The incidence of pancreatic adenocarcinoma is on the rise in many Western countries, and the prognosis remains very poor. Pancreatic cancer is projected to become the second leading cause of cancer-related death in the United States by 2030, behind lung cancer, and is therefore considered a significant public health problem.

Unfortunately, there are several challenges to conducting translational research on this cancer. These include the difficulty of obtaining tumor samples from patients. This is because most studies have been limited to patients with resectable disease until now. However, only 10% to 15% of patients with pancreatic adenocarcinoma have resectable disease at diagnosis—making identification of robust prognostic or predictive biomarkers critical for all patients with pancreatic adenocarcinoma, whatever the stage of the disease.

Liquid biopsy, also known as fluid biopsy or fluid phase biopsy, is the sampling and analysis of non-solid biological tissue, primarily blood. Like traditional biopsy this type of technique is mainly used as a diagnostic and monitoring tool for diseases such as cancer, with the added benefit of being largely non-invasive.

 For the current study, the French investigators initiated their research 5 years ago to collect blood samples from patients with pancreatic adenocarcinoma, with the goal of identifying blood-based biomarkers to overcome the challenge of limited availability of tumor samples for research purposes.

The Sorbonne team analyzed blood samples from 135 patients with pancreatic adenocarcinoma—31 had resectable tumors, 36 had locally advanced disease (LA), and 68 had metastatic disease (M). They extracted DNA from the plasma samples and used a specific next-generation sequencing (NGS) analysis method to detect low allele-frequency mutations. They also screened all plasma samples for the three most frequent KRAS mutations in pancreatic adenocarcinoma, besides several other mutations, by droplet-based digital PCR (dPCR).

The findings from this study were published recently in Clinical Cancer Research in an article entitled “Plasma Circulating Tumor DNA in Pancreatic Cancer Patients Is a Prognostic Marker.”
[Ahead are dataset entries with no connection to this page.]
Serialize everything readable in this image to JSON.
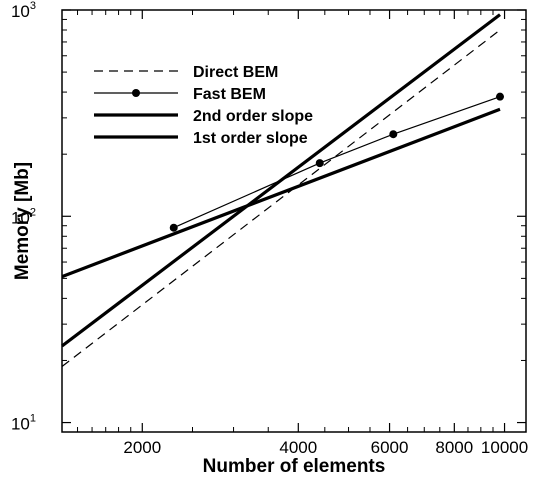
{
  "chart_data": {
    "type": "line",
    "xscale": "log",
    "yscale": "log",
    "xlim": [
      1400,
      11000
    ],
    "ylim": [
      9,
      1000
    ],
    "xlabel": "Number of elements",
    "ylabel": "Memory [Mb]",
    "xticks": [
      2000,
      4000,
      6000,
      8000,
      10000
    ],
    "xtick_labels": [
      "2000",
      "4000",
      "6000",
      "8000",
      "10000"
    ],
    "yticks": [
      10,
      100,
      1000
    ],
    "ytick_labels": [
      {
        "base": "10",
        "exp": "1"
      },
      {
        "base": "10",
        "exp": "2"
      },
      {
        "base": "10",
        "exp": "3"
      }
    ],
    "legend_position": "top-left",
    "series": [
      {
        "name": "Direct BEM",
        "style": "dashed",
        "width": 1.2,
        "marker": "none",
        "x": [
          1400,
          9800
        ],
        "y": [
          18.7,
          800
        ]
      },
      {
        "name": "Fast BEM",
        "style": "solid",
        "width": 1.2,
        "marker": "circle",
        "x": [
          2300,
          4400,
          6100,
          9800
        ],
        "y": [
          88,
          181,
          250,
          380
        ]
      },
      {
        "name": "2nd order slope",
        "style": "solid",
        "width": 3.2,
        "marker": "none",
        "x": [
          1400,
          9800
        ],
        "y": [
          23.5,
          950
        ]
      },
      {
        "name": "1st order slope",
        "style": "solid",
        "width": 3.2,
        "marker": "none",
        "x": [
          1400,
          9800
        ],
        "y": [
          51,
          330
        ]
      }
    ]
  }
}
"Our study confirms, in one of the largest reported series, the feasibility of detecting ctDNA in patients with pancreatic adenocarcinoma using a specific NGS analysis method that allows us to screen a large number of genes,” explained senior study investigator Jean-Baptiste Bachet, M.D., Ph.D., physician in the gastroenterology and digestive oncology department at Sorbonne University and the Centre Universitaire des Saints-Pères. “Our study also confirms the strong prognostic value of the presence of ctDNA and its level, when detected, in advanced pancreatic adenocarcinoma.”

 In multivariate analysis, the presence of ctDNA was an independent prognostic biomarker in patients with advanced disease. It also correlated with the stage of the disease and the grade of tumor differentiation. Out of the 104 patients with advanced disease, 50 had detectable CTNDNAA (LA, 17%; M, 65%). After a median follow-up of 34.2 months, 776 people died. Overall survival (OS) was 19 months in patients with no detectable ctDNA, versus 6.5 months in those with ctDNA.
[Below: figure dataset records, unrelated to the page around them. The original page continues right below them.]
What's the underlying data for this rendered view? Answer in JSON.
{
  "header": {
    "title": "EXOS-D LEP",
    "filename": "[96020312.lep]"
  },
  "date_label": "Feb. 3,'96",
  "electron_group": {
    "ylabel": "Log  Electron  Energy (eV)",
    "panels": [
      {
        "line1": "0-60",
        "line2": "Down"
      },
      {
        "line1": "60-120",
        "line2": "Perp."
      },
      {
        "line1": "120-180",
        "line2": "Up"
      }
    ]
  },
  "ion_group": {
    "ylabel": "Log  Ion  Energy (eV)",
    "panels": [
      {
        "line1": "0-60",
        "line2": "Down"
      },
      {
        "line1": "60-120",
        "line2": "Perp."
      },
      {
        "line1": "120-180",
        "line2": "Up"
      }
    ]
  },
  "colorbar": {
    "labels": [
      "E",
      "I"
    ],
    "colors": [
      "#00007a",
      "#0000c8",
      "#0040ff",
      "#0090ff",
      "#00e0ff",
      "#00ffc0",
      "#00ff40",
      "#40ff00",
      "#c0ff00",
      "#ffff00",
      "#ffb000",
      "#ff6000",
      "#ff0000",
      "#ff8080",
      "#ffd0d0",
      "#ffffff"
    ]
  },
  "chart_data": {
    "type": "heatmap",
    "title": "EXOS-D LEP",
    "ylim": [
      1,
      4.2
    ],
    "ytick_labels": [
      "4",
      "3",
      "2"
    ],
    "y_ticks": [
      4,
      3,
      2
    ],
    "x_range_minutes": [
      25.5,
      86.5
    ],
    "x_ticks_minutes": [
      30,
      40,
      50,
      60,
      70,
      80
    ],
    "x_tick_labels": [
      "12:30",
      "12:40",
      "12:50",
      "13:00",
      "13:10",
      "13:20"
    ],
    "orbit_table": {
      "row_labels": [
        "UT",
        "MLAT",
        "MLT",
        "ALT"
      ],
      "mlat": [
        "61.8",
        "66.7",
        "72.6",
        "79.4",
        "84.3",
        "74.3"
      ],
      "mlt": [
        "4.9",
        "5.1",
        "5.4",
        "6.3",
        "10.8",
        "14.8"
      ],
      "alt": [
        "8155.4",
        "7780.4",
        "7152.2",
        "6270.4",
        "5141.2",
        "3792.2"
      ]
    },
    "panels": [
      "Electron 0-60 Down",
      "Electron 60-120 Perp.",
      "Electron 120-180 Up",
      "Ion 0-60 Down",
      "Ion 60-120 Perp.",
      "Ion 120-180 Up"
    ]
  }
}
Additionally, when patients with advanced disease were grouped into tertiles based on the frequency of mutations in the ctDNA, there was a significant dose–response relationship with OS: 18.9 months for those in the lowest tertile, 7.8 months for those in the middle, and 4.9 months for those in the highest tertile.

Of the 31 patients with resectable disease, six had detectable CTNDNA. After a median follow-up of 33.3 months, 23 had disease recurrence, and 13 of them died. Disease-free survival was 17.6 months in patients with no detectable ctDNA, versus 4.6 months in those with ctDNA; OS was 32.2 months versus 19.3 months.
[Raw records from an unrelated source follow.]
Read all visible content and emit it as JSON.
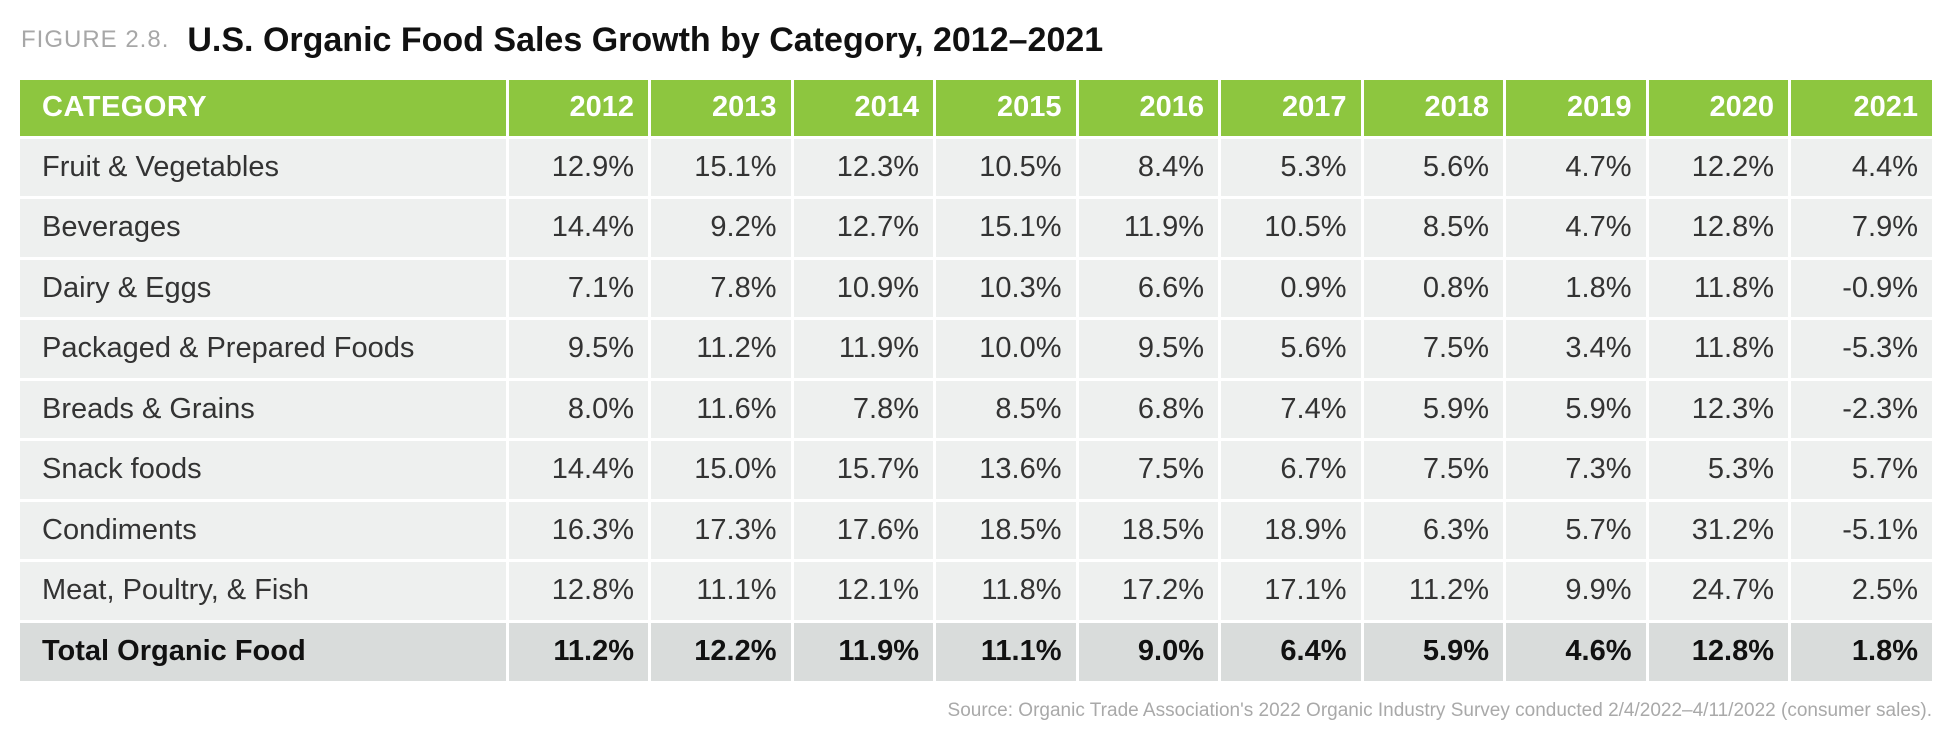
{
  "figure": {
    "label": "FIGURE 2.8.",
    "title": "U.S. Organic Food Sales Growth by Category, 2012–2021"
  },
  "colors": {
    "header_bg": "#8dc63f",
    "header_text": "#ffffff",
    "row_bg": "#eef0ef",
    "total_row_bg": "#d9dcdb",
    "source_text": "#a9a9a9"
  },
  "chart_data": {
    "type": "table",
    "title": "U.S. Organic Food Sales Growth by Category, 2012–2021",
    "columns": [
      "CATEGORY",
      "2012",
      "2013",
      "2014",
      "2015",
      "2016",
      "2017",
      "2018",
      "2019",
      "2020",
      "2021"
    ],
    "rows": [
      [
        "Fruit & Vegetables",
        "12.9%",
        "15.1%",
        "12.3%",
        "10.5%",
        "8.4%",
        "5.3%",
        "5.6%",
        "4.7%",
        "12.2%",
        "4.4%"
      ],
      [
        "Beverages",
        "14.4%",
        "9.2%",
        "12.7%",
        "15.1%",
        "11.9%",
        "10.5%",
        "8.5%",
        "4.7%",
        "12.8%",
        "7.9%"
      ],
      [
        "Dairy & Eggs",
        "7.1%",
        "7.8%",
        "10.9%",
        "10.3%",
        "6.6%",
        "0.9%",
        "0.8%",
        "1.8%",
        "11.8%",
        "-0.9%"
      ],
      [
        "Packaged & Prepared Foods",
        "9.5%",
        "11.2%",
        "11.9%",
        "10.0%",
        "9.5%",
        "5.6%",
        "7.5%",
        "3.4%",
        "11.8%",
        "-5.3%"
      ],
      [
        "Breads & Grains",
        "8.0%",
        "11.6%",
        "7.8%",
        "8.5%",
        "6.8%",
        "7.4%",
        "5.9%",
        "5.9%",
        "12.3%",
        "-2.3%"
      ],
      [
        "Snack foods",
        "14.4%",
        "15.0%",
        "15.7%",
        "13.6%",
        "7.5%",
        "6.7%",
        "7.5%",
        "7.3%",
        "5.3%",
        "5.7%"
      ],
      [
        "Condiments",
        "16.3%",
        "17.3%",
        "17.6%",
        "18.5%",
        "18.5%",
        "18.9%",
        "6.3%",
        "5.7%",
        "31.2%",
        "-5.1%"
      ],
      [
        "Meat, Poultry, & Fish",
        "12.8%",
        "11.1%",
        "12.1%",
        "11.8%",
        "17.2%",
        "17.1%",
        "11.2%",
        "9.9%",
        "24.7%",
        "2.5%"
      ]
    ],
    "total_row": [
      "Total Organic Food",
      "11.2%",
      "12.2%",
      "11.9%",
      "11.1%",
      "9.0%",
      "6.4%",
      "5.9%",
      "4.6%",
      "12.8%",
      "1.8%"
    ]
  },
  "source_note": "Source: Organic Trade Association's 2022 Organic Industry Survey conducted 2/4/2022–4/11/2022 (consumer sales)."
}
Interestingly, the research team found a strong correlation between the results obtained with NGS and droplet-based digital (ddPCR) to study KRAS, confirming that their NGS strategy is pertinent.

“Our results demonstrate the utility of circulating biomarkers in subclassifying cancers and managing treatment,” Dr. Bachet concluded. “We need to confirm these results in prospective clinical trials to better assess the predictive value of this biomarker in light of the dynamic biological changes that occur during treatment.”